Hoff admits that we do not know the chronology of Deep Throat’s emergence, but it would not surprise me if he (or she) is not yet either a figment of their imaginations or, as has long been suspected, a composite. I would guess that this story will play out further in the weeks to come. Apparently Woodward and Bernstein are fessing up. I remain unconvinced. At some point someone else is going to come forward and say, “Wait a minute, I gave some information on the down low as well. Where is my fifteen minutes?” And on top of this, there are many figures for whom being seen as Deep throat would be catastrophic. Perhaps upon their deaths we’ll find out that they too provided information attributed to the character named after Linda Lovelace in the eponymous porn film.
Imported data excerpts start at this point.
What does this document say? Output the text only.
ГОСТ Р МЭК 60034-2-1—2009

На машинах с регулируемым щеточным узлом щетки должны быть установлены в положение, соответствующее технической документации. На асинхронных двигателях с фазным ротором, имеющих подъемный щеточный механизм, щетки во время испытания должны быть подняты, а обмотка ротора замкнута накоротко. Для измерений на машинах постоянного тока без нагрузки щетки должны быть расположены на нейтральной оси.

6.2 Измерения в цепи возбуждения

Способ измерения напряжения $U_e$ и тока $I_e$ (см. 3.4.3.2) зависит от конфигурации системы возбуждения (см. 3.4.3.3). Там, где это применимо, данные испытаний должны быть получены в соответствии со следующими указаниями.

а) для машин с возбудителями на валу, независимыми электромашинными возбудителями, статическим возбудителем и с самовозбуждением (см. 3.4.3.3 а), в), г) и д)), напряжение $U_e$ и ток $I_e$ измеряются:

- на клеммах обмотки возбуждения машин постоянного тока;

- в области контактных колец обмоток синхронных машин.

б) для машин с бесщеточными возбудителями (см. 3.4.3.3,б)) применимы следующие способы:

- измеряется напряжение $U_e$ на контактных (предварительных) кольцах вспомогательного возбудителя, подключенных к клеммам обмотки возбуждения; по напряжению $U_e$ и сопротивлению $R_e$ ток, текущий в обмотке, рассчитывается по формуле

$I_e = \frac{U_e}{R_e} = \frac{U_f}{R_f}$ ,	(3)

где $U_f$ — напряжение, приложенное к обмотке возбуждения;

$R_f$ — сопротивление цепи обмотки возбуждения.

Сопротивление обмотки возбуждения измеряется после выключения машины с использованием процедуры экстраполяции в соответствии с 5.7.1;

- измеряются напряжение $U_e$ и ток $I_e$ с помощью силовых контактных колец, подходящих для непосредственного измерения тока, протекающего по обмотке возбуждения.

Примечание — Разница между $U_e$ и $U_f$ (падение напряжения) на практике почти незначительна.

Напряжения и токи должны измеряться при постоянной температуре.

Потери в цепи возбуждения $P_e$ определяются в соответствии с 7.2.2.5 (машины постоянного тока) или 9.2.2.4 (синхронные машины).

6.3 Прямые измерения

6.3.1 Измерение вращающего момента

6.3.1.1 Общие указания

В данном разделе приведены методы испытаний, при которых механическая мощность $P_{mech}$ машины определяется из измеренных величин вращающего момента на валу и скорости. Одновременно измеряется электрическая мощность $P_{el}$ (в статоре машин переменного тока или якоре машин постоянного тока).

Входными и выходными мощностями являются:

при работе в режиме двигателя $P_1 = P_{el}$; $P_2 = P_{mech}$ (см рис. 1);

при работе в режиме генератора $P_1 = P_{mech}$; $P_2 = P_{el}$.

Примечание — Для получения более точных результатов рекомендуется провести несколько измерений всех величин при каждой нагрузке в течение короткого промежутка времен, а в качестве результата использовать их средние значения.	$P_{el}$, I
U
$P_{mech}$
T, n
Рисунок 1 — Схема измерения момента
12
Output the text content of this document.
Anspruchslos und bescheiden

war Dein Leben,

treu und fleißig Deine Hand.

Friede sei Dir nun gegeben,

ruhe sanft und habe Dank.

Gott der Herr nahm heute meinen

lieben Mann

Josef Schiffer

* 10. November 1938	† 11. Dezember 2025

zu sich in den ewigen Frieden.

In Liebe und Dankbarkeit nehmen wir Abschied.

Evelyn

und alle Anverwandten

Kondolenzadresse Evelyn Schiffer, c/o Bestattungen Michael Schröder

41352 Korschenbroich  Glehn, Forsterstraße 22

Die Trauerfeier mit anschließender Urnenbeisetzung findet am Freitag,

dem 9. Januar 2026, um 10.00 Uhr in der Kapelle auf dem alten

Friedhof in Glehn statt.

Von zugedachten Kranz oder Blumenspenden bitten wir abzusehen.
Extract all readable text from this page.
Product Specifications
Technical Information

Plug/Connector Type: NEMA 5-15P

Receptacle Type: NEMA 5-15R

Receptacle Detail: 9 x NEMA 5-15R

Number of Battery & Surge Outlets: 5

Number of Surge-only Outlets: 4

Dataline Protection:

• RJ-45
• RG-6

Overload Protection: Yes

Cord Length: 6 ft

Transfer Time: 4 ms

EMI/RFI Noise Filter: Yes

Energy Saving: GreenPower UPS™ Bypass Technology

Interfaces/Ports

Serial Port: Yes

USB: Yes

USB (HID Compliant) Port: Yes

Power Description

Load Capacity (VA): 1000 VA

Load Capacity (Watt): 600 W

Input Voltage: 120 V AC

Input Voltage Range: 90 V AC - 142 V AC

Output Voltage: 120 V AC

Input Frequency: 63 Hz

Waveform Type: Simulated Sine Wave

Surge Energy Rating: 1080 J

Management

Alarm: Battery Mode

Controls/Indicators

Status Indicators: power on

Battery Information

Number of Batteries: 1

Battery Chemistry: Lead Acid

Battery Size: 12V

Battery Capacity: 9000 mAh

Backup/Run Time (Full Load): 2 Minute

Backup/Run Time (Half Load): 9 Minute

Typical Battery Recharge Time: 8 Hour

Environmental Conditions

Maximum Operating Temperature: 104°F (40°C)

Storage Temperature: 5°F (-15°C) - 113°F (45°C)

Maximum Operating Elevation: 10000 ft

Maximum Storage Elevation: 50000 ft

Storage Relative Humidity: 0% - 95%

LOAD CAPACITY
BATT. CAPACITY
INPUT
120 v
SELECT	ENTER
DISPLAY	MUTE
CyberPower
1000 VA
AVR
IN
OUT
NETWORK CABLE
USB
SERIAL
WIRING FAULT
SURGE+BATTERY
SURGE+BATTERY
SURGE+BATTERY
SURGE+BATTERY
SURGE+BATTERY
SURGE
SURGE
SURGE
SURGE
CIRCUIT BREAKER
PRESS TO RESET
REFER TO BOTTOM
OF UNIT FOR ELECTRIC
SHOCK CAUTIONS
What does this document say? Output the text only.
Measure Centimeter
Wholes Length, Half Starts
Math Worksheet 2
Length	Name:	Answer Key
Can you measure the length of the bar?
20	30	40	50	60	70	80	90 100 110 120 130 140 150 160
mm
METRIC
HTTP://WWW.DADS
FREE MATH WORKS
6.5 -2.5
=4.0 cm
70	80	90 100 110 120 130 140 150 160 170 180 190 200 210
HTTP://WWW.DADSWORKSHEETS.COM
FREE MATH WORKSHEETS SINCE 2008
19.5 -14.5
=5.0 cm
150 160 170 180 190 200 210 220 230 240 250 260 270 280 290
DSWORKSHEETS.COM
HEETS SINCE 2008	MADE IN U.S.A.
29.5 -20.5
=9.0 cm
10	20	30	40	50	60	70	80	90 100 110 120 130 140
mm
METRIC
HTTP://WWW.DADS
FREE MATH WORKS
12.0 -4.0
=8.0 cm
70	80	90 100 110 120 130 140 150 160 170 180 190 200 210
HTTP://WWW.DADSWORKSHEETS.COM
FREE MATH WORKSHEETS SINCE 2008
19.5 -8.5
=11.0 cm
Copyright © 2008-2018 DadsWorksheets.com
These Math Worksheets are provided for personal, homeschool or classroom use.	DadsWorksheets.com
Truth be told, there is an enormous part of me that does not care. It is an inconvenient fact of history that Woodward and Bernstein opened the story but got most of it wrong. Go and read ATPM again. Then go find one of the many histories of Watergate, such as Stanley Kutler’s work, and compare. Woodward and Bernstein did some fine (if at times questionable) investigative journalism to get the ball rolling, but their story of Watergate was not really the story of Watergate. Theirs was largely about something as prosaic as money. The real story went far deeper and had substantially more significance. This being the case, Deep Throat is not really all that important; certainly not as much so as the mystery surrounding it has made it seem. And it has been in the interest of Bernstein, and especially Woodward (a glory whore who has never met an anonymous source who could not further his career, facts and evidentiary standards be damned) for Deep Throat to remain a shadowy figure, enshrouded in danger and romance and cigarette smoke. If he has revealed himself in the form of Felt, and if that really is the end of the story, then fine. A piece of the puzzle has emerged, but despite the seemingly central location of that piece, we already knew what the picture looked like.